Clone this repo, then run bin/prime_table_printer
. Optionally specify
the number of primes for which to run, e,g.
bin/prime_table_printer 100
. The default number of primes is 10. To
run tests, run bundle install
if needed for rspec
, then run
bundle exec rspec spec/
.
The code is split into two classes, each with separate test files:
PrimeGenerator
Takes a number N and returns an array of the first N primes.
MultiplicationTablePrinter
Takes a list of N numbers and prints an N x N multiplication table of those numbers.
The PrimeGenerator class uses a sieve method to finding the first N primes. I realized while implementing this that I wasn't sure how to allocate a size up-front and guarantee that the max size would be greater than the nth prime. I've taken an approach of allocating a fixed size and then doubling the size of the sieve when necessary. I'm not sure this is optimal but haven't been able to reason through a better approach yet.
Initially I created a PrimeMultiplier class that would generate a 2D array corresponding to the table of primes. I realized as I was writing the printer that the PrimeMultiplier was using O(N^2) space and that we can calculate each row as we print it instead. This happens in the MultiplicationTablePrinter class, which takes an arbitrary list of numbers and prints a multiplication table. Having this class do the table calculations themselves doesn't feel quite right, but a class created solely to generate cell values felt too small.
The solution presented uses O(Nlg(N)) space because of the need to hold the sieve in memory. This is because the nth prime number is estimated as Nlg(N) according to the prime number theorem (I had to look this up).

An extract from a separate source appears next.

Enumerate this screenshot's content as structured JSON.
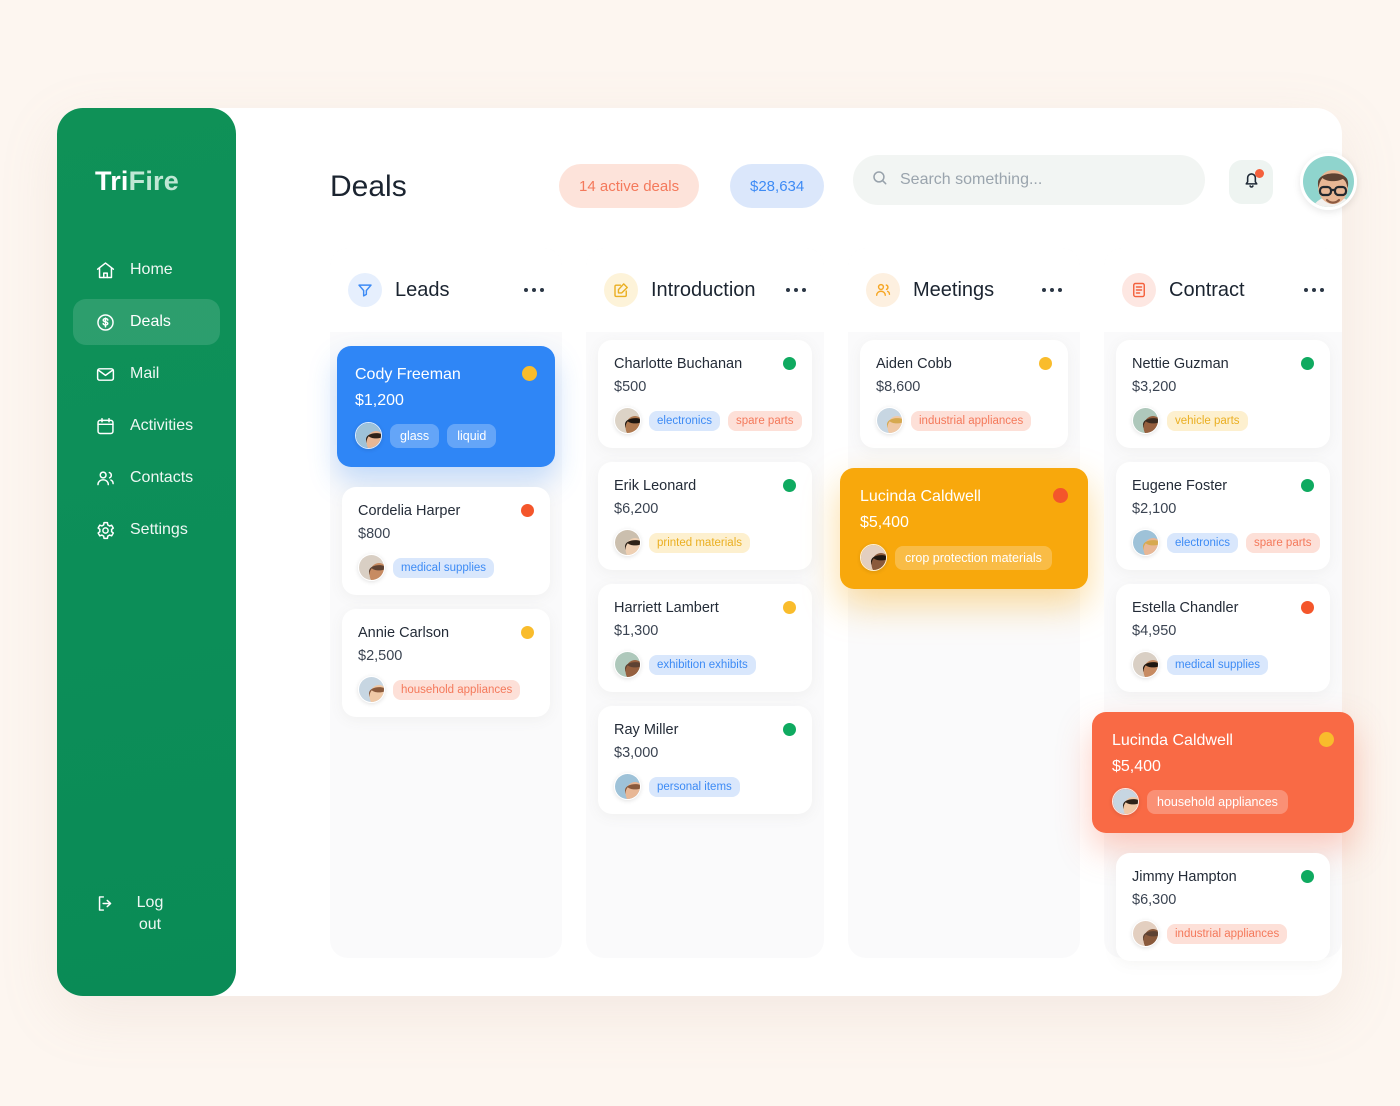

In terms of time complexity, for each prime we will need to populate the sieve up to the estimated Nlg(N) sieve size required to find N primes. Adding up all of the operations becomes:
NlgN/2 + NlgN/3 + NlgN/5 + NlgN/7 + ...
Knowing that the partial sum of the reciprocal prime series is O(lg(lg(N))) (the partial sum I also needed to look up), this implies the time complexity of the sieve method is O(Nlg(N)lg(lg(N))). This does not take into account the resizing of the sieve and reprocessing of the elements, but I believe that this only increases the amount of work being done by a constant multiple due to the doubling method.